Regarding patients’ energy and nutrient intake the nutrition teams have to face various challenges. Not only the daily energy intake but the composition of patients’ diet should also be revised and altered so that the subjects receive all the vital macro and micronutrients they need with special focus on proteins. In terms of fats, apart from the quantity, quality should also be adjusted. May ONS be not sufficient in case of the inpatients, enteral and parenteral nutrition should be taken into consideration since this group is exposed to severe malnutrition and muscle wasting owing to their cachectic status.
In summary, the results of this cross-sectional study demonstrate that the spectrum of cancer patients’ body composition is wide, ranging from the minimal or no weight loss and the high BMI of sarcopenic obesity to the extreme loss of fat and muscle. On the one hand, all the above mentioned altered conditions of body composition are associated with increased morbidity and mortality. On the other hand, sarcopenia and malnutrition impose a remarkable burden on healthcare services both financially and in terms of medical care as well.
Apart from malnutrition risk screening, which should be conducted in case of every hospital admission, it would also be worthwhile to examine the body composition and to assess the muscle mass and strength with the help of all currently available tools in the clinical practice.

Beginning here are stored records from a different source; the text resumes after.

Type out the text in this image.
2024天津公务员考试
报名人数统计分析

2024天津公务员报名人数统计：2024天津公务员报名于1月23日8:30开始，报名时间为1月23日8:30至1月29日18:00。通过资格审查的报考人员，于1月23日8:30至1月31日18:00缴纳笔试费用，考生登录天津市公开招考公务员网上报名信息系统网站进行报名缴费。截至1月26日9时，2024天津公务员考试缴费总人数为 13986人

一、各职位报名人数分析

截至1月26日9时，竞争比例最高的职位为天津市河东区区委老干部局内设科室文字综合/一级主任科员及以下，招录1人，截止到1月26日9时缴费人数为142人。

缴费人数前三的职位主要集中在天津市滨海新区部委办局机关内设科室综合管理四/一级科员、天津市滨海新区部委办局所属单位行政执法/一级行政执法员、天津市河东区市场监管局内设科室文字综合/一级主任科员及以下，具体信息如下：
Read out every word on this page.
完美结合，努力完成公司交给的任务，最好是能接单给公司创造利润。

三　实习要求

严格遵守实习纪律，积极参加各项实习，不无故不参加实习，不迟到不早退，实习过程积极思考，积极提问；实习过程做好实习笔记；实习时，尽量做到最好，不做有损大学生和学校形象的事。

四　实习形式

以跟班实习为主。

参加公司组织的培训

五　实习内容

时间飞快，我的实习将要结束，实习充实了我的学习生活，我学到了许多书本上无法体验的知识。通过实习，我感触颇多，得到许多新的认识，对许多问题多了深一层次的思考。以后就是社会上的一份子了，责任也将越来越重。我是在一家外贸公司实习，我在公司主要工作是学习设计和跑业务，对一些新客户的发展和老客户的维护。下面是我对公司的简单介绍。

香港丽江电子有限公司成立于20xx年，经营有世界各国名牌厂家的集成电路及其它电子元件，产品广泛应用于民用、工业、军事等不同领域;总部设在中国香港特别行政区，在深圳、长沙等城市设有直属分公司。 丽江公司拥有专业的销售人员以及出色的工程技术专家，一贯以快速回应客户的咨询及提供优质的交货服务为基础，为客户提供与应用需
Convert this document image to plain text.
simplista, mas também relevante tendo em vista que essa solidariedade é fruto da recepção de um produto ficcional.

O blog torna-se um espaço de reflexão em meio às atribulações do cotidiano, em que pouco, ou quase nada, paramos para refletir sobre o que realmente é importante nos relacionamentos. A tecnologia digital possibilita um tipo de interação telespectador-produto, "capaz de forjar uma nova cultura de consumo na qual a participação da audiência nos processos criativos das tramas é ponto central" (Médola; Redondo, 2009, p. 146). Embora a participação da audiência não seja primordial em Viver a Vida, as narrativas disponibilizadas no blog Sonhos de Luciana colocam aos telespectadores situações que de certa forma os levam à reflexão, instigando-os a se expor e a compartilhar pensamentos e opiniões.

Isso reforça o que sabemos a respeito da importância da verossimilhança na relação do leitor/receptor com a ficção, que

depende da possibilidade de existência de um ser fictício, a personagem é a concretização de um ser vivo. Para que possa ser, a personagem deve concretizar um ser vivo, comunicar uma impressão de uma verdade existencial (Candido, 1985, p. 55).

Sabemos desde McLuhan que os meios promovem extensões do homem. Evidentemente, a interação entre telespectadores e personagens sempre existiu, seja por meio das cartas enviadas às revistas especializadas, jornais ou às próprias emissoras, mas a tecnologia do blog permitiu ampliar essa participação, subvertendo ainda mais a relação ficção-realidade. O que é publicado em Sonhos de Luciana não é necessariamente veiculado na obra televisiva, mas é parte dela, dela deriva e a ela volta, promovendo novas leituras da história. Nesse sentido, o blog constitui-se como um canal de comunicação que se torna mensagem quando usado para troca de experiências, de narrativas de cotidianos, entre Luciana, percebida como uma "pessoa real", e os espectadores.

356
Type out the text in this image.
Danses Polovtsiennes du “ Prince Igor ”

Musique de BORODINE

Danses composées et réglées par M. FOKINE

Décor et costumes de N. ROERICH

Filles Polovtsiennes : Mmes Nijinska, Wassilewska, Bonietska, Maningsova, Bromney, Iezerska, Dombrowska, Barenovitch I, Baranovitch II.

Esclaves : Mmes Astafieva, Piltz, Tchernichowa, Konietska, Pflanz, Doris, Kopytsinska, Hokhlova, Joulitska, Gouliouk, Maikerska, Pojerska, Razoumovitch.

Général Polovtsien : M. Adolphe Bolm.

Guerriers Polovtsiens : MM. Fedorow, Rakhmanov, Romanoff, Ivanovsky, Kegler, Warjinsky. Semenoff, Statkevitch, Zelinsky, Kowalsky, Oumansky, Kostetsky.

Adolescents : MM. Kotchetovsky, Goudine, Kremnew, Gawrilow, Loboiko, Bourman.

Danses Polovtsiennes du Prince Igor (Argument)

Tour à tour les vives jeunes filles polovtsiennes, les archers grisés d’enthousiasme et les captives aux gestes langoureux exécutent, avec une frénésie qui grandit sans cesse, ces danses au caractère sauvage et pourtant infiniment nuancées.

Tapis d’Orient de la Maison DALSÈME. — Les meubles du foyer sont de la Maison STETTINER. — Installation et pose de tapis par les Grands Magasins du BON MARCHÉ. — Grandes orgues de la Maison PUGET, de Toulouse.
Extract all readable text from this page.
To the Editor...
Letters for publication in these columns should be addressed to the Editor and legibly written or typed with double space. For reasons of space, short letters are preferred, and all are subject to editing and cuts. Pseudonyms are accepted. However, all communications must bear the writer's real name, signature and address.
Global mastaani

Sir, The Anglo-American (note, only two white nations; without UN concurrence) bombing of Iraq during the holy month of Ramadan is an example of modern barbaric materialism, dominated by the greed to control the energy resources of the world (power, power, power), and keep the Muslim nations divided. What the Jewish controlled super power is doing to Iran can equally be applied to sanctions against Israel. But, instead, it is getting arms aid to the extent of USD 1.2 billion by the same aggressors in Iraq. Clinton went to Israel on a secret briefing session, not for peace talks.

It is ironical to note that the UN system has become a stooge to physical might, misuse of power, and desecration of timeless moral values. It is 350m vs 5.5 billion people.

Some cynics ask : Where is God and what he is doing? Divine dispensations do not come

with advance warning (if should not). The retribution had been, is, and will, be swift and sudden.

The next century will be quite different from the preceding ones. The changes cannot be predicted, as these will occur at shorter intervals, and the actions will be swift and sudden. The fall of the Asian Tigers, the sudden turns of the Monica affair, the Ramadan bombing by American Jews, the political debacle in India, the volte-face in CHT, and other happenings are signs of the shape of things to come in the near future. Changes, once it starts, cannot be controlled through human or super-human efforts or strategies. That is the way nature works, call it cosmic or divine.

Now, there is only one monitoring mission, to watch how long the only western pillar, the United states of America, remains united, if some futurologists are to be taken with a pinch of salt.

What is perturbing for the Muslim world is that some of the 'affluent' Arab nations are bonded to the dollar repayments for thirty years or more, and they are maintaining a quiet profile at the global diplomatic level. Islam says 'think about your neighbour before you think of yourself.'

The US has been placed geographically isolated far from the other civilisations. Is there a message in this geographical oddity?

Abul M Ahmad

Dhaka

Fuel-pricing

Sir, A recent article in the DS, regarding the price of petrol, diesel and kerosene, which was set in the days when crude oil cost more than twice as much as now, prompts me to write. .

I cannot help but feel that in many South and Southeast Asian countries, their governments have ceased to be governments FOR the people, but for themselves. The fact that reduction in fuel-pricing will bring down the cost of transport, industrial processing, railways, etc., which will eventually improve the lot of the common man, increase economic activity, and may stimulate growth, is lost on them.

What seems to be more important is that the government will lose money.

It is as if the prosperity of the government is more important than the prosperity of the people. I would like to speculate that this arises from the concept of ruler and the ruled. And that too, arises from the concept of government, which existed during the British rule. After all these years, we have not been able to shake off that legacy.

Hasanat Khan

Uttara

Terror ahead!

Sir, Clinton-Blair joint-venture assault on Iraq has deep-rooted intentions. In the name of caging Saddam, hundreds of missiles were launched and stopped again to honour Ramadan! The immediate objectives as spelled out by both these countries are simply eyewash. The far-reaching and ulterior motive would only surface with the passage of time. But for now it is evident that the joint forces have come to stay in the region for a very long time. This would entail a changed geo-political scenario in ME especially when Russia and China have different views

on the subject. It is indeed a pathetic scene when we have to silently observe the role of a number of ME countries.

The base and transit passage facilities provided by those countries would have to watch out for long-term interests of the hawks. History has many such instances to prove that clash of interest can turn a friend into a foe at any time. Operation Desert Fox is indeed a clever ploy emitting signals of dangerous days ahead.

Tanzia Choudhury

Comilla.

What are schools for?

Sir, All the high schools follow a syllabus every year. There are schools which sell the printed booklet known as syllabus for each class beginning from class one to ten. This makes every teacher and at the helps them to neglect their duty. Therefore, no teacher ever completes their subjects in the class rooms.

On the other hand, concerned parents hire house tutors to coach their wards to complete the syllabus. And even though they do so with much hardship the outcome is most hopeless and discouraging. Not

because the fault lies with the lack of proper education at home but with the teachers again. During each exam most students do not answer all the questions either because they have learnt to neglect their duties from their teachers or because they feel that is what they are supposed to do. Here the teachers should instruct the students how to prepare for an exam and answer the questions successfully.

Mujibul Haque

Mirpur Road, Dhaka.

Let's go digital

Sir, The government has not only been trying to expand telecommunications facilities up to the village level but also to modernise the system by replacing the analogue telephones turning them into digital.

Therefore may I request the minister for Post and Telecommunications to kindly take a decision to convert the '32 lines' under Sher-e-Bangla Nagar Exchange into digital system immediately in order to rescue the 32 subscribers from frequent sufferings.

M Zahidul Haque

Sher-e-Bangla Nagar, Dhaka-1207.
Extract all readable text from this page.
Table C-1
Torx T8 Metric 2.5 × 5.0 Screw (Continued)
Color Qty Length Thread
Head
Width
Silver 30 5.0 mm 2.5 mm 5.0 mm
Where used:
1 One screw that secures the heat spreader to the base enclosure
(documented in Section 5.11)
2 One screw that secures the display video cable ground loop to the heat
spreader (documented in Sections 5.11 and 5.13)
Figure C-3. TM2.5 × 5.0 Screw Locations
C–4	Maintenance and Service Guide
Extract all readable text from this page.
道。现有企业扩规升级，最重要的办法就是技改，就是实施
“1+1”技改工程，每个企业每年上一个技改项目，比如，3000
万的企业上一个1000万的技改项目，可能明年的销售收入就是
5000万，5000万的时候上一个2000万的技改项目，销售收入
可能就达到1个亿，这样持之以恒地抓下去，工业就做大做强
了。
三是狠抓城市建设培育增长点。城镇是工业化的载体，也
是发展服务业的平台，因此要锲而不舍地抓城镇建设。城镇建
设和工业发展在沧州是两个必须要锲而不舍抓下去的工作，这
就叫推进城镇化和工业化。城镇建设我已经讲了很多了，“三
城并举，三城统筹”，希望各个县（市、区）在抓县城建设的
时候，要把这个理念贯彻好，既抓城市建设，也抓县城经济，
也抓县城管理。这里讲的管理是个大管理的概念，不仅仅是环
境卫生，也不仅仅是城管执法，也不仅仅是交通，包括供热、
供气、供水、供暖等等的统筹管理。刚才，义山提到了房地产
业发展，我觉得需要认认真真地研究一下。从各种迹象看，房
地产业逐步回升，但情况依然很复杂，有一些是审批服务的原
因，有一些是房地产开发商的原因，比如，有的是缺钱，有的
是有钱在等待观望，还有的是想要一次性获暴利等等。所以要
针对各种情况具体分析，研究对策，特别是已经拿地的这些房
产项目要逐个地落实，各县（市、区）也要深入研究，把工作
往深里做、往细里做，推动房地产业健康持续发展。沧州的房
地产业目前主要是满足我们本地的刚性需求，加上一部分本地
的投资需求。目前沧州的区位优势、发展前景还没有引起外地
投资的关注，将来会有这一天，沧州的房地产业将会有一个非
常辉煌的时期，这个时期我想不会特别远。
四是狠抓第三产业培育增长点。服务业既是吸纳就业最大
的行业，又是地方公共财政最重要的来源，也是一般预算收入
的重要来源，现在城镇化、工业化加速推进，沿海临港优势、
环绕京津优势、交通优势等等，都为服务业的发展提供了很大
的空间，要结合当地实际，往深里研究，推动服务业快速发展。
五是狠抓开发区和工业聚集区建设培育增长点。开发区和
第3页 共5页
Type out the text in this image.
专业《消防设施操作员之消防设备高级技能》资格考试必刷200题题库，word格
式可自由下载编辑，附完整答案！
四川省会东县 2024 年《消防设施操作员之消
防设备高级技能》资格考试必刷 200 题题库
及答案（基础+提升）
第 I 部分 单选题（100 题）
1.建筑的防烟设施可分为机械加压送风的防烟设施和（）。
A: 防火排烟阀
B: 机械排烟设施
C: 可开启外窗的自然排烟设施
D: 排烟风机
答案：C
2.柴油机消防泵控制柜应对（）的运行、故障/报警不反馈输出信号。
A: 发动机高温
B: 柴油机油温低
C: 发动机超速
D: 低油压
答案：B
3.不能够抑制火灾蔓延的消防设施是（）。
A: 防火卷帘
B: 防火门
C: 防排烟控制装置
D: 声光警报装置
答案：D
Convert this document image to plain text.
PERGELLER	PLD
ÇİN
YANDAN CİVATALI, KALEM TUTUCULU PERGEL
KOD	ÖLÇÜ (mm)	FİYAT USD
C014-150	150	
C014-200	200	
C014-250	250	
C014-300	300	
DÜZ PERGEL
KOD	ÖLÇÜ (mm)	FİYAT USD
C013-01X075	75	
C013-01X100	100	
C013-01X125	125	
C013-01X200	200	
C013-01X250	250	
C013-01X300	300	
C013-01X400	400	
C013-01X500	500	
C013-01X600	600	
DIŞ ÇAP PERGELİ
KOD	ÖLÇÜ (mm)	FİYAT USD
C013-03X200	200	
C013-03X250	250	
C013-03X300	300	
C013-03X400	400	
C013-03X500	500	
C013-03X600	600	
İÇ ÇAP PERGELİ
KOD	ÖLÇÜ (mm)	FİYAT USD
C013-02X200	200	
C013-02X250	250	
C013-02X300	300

Early identification of sarcopenia and malnutrition would allow dietitians, working as members of the nutrition teams, to implement timely appropriate preventative and therapeutic interventions, for instance, by providing ONS. Following the British and American nutritional care plan models, continuous monitoring is of key importance, since patients’ needs are constantly changing throughout the different disease states.